Dari sini saya melihat bahwa angkutan umum ini memang benar-benar milik semua orang. Siapa saja boleh naik (asal bayar), atau kalau ga mau bayar biasanya bermodus menjadi pengamen atau pemalak. Tapi selanjutnya sih perjalanan ga ada masalah, saya dapat duduk di kemanggisan dan sampai di kantor gak kesorean.

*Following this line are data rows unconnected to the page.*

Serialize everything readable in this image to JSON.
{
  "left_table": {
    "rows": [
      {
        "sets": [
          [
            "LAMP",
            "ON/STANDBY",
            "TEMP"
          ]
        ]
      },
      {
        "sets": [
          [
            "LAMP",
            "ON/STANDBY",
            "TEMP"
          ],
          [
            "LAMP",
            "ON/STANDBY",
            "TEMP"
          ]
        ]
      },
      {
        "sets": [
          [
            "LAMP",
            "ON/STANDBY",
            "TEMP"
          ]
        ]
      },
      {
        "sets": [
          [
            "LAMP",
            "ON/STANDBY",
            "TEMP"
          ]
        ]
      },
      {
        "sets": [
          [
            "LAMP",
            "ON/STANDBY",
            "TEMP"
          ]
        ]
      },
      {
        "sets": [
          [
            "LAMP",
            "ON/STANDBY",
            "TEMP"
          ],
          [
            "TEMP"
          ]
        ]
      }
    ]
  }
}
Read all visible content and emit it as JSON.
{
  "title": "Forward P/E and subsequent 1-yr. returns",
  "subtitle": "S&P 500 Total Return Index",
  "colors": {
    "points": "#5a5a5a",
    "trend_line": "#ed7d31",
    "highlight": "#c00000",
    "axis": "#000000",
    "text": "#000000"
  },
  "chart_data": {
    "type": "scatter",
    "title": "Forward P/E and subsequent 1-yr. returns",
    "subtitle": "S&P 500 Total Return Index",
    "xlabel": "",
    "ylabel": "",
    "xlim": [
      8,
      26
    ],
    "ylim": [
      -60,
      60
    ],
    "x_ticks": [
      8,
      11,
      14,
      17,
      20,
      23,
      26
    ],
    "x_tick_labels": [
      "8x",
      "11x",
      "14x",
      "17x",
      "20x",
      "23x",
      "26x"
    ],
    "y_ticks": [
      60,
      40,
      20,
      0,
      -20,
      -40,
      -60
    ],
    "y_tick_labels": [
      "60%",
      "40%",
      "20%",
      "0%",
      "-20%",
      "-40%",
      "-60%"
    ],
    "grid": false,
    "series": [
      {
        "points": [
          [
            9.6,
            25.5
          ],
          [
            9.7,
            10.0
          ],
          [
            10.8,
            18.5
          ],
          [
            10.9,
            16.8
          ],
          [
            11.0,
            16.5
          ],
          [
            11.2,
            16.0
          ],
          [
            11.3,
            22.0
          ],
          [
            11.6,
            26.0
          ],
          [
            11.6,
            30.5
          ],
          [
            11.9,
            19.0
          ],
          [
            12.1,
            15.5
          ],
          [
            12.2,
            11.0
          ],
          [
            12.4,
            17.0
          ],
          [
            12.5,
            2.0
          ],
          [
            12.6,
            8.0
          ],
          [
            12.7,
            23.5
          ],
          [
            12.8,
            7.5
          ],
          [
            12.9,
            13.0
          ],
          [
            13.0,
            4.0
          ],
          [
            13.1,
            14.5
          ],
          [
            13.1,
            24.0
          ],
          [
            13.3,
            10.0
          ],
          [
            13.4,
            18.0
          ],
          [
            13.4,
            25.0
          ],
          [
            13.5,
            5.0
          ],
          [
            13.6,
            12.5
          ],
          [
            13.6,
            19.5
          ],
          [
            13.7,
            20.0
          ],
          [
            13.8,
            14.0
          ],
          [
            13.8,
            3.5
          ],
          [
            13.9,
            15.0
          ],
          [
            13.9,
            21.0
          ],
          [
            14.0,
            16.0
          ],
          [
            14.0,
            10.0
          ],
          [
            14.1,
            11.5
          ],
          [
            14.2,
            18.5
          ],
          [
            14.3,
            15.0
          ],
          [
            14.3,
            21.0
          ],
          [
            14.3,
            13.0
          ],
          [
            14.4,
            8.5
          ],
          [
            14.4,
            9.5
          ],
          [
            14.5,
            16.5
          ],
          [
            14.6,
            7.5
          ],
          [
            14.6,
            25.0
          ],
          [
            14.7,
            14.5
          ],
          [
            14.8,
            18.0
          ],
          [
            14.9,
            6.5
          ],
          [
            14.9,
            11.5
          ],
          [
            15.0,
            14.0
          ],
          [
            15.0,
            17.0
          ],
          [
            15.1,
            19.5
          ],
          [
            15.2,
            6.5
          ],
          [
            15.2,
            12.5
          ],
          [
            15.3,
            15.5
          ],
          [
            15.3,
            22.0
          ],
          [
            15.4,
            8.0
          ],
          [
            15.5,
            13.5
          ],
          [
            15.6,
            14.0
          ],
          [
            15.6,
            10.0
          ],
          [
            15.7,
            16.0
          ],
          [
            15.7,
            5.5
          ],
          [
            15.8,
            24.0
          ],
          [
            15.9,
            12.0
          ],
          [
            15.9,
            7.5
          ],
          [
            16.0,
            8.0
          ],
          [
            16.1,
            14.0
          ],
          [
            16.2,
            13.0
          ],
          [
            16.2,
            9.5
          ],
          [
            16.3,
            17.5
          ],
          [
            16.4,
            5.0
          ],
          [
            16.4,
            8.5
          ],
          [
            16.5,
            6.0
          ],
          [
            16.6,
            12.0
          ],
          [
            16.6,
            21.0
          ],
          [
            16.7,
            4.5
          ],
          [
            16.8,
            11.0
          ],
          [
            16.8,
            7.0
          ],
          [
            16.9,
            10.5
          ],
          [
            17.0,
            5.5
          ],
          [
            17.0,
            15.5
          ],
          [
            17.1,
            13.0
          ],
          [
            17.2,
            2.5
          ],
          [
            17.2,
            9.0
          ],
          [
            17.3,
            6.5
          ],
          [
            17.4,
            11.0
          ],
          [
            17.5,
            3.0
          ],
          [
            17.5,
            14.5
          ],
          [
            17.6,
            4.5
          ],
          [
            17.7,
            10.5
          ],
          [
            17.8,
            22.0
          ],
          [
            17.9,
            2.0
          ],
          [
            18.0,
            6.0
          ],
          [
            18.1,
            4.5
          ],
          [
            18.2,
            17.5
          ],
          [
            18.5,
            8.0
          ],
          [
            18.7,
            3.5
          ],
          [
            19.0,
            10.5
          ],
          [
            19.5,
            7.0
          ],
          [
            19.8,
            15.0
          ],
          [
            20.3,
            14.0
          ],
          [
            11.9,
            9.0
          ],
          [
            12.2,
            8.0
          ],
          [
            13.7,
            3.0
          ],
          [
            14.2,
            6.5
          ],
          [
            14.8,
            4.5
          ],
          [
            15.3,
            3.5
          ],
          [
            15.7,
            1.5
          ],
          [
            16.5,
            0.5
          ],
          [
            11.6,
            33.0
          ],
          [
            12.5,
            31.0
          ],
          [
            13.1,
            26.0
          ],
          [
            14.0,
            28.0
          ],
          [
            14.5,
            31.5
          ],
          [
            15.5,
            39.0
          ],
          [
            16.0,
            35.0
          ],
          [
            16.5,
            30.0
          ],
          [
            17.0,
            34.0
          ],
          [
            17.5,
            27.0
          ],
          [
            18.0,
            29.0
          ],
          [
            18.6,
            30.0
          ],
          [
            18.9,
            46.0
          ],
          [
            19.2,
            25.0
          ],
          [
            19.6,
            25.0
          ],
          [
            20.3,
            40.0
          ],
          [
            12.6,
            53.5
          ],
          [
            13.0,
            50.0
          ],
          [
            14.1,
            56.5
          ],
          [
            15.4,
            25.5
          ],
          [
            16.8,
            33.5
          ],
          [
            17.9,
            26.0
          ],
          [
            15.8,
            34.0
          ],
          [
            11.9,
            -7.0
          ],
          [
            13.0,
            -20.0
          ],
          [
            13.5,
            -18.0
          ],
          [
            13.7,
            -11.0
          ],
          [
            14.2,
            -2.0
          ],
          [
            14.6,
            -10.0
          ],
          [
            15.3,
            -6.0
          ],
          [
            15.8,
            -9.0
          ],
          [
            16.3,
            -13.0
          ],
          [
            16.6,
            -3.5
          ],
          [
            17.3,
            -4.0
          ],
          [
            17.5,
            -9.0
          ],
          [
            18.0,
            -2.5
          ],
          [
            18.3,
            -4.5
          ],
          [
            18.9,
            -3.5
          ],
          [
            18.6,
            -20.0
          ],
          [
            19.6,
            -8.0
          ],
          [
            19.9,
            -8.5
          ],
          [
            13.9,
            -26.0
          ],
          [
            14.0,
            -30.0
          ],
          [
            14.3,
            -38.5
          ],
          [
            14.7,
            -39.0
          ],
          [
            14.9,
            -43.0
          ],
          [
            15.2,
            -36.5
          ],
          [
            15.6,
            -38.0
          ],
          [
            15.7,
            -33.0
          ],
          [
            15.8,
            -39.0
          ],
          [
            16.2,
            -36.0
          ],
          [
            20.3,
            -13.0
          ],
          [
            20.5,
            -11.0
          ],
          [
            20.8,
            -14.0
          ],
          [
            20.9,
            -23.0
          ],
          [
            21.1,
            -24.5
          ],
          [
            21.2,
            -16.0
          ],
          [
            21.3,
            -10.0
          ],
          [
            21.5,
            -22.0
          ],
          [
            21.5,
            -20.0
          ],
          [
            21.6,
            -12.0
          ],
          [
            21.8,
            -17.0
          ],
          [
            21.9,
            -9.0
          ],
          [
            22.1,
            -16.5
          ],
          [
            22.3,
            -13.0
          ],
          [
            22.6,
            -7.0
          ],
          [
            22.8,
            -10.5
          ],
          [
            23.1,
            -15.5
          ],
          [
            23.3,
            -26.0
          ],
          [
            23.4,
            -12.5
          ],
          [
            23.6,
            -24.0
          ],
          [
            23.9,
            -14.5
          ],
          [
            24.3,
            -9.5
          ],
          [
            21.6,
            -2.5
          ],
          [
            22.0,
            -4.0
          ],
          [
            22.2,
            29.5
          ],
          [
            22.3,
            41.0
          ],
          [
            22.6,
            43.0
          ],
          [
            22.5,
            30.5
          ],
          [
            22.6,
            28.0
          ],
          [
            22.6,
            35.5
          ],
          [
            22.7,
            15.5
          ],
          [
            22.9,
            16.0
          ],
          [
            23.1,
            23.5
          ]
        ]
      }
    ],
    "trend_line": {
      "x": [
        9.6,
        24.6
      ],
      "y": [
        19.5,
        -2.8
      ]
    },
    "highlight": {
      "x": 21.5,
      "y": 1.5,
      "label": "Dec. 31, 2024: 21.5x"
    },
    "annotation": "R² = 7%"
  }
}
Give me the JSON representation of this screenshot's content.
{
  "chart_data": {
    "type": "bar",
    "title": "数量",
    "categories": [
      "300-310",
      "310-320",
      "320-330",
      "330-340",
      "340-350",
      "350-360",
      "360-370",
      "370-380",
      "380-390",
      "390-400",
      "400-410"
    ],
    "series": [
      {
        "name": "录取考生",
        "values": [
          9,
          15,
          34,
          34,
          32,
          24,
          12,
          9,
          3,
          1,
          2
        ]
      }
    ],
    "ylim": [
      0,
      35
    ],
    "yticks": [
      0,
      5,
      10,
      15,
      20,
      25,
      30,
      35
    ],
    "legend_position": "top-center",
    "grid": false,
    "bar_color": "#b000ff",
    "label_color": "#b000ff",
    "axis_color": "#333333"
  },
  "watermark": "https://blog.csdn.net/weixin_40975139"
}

Di kantor, tentu topik yang paling mengemuka adalah pidato Surya Paloh di depan karyawan Media Group. Banyak karyawan Media Indonesia yang kecewa karena baik MC maupun Pak Surya hanya menyebut-nyebut Metro TV. Ya mungkin karena Metro TV akan segera berulang tahun 25 November mendatang. Jadi mereka lupa bahwa yang hadir kemarin itu bukan cuma karyawan Metro TV.

Cerita tentang pidato Pak Surya ternyata bukan hanya itu saja. Secara eksplisit doi (katanya) berorasi tentang NasDem. *uhuk* Menjelang 2014 rasanya memang perlu pimpinan partai itu untuk merapatkan barisan. Mengutip dari Mas Donny Redaktur Bahasa, "Pak Surya bilang, sudah tidak memilih NasDem, memilih Partai lain lagi. Seharusnya keluarga mendukung keluarganya." Yap, menurut Mas Donny, Surya Paloh menyebut Media Group sebagai keluarganya, jadi sebagai keluarga seyogyanya mendukung dia di pemilu mendatang, uhuy.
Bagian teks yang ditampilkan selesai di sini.